4. Andrew Berry failed to address defensive tackle

Andrew Berry did not place a high enough value on the defensive tackle position in the offseason. Instead, he assumed that third-year player Jordan Elliott and second-year man Tommy Togiai were going to make impressive strides in replacing two fellows named Malik: McDowell and Jackson.

The Maliks played at a very high level early in 2021. In particular, McDowell seemed to be a success story after overcoming off-the-field issues that prevented him from reaching the field after being drafted in the second round by the Seattle Seahawks in 2017. However, he and Jackson, a nine-year veteran nearing the end of his career, both tapered off as the season went on. Jackson has not made it back to the NFL and is probably retired, and McDowell ultimately suffered a relapse in the offseason.

Berry did sign Taven Bryan, who was a rotational defensive tackle for Jacksonville. At a relatively light 291 pounds, but with 25 quarterback hits for Jacksonville, it was rather clear that he was going to be an asset for passing downs, but he has never been a massive run-stopper.
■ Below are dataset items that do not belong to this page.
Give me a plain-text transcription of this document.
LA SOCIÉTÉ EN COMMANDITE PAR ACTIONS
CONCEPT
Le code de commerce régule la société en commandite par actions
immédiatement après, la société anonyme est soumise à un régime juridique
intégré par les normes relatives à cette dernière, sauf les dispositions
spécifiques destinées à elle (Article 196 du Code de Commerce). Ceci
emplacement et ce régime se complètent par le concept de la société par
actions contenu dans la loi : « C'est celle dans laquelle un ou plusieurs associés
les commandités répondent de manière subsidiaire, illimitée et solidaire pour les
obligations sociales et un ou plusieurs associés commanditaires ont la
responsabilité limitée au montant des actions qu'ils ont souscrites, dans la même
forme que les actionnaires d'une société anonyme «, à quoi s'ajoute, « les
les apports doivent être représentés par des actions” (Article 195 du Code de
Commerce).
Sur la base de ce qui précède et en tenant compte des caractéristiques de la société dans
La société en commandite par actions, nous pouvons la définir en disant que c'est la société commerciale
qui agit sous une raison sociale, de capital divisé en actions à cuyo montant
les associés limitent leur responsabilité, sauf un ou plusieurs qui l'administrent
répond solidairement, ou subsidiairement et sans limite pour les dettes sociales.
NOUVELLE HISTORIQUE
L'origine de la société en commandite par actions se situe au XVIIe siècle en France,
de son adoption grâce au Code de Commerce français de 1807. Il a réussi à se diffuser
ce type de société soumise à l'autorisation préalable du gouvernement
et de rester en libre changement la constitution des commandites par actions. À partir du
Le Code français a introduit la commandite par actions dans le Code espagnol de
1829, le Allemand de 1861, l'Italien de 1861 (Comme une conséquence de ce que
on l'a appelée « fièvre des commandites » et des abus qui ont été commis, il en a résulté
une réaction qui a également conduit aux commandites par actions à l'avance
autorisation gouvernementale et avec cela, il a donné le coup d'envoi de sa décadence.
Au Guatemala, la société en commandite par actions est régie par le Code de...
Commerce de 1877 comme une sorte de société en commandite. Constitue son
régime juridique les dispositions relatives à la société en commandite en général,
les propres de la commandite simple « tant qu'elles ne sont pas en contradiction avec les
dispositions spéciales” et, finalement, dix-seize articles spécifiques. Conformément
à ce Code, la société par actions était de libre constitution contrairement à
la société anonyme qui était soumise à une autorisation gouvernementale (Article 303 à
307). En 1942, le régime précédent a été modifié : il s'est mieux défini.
Neither Elliott at 303 pounds nor Togiai at 296 pounds have bodies that would make anyone think they are massive run-stoppers, either. Therefore it should not come as a surprise that none of them grade among the top 100 overall interior defenders according to Pro Football Focus.

They’re especially weak against the run. One of the Browns’ trademark habits is to almost always seek players who are better at rushing the passer than stopping the run. Rarely do they obtain the services of someone like Danny Shelton, a big man who can stop the run, and even then they were probably faked out by his college stats for getting sacks. Hence, every week their opponents run up the middle, and every week they gain yards.

Perrion Winfrey (290 pounds) was drafted in the fourth round and has looked good in limited snaps. However, he has raised the ire of the coaching staff and has been a healthy scratch due to unspecified disciplinary reasons. He also injured himself running into a pole while riding a scooter.

Was he perhaps influenced by the example of Myles Garrett?

At any rate, it is probably best to consider Winfrey to be a developmental player, hold your nose and keep him on the roster in hopes he matures. However, he is probably not going to stop the run, either. He and Bryan grade out as 3-4 defensive ends, rather than 4-3 defensive tackles.

Finding a big man who can stop the run on first down is not that difficult. We’re not asking for an All-Pro at the position, just someone to play on running downs and not be among the worst in the NFL. Somewhere on someone’s practice squad is a 320-pound kid who can do that. The job of Berry and the front office is to find that dude and poach him for the Browns.

Berry’s next painful task would be to waive one of the current defensive tackles and probably assign him to the Browns’ practice squad. There is little need to worry about another team claiming that player on waivers because the current tackles are just not that good.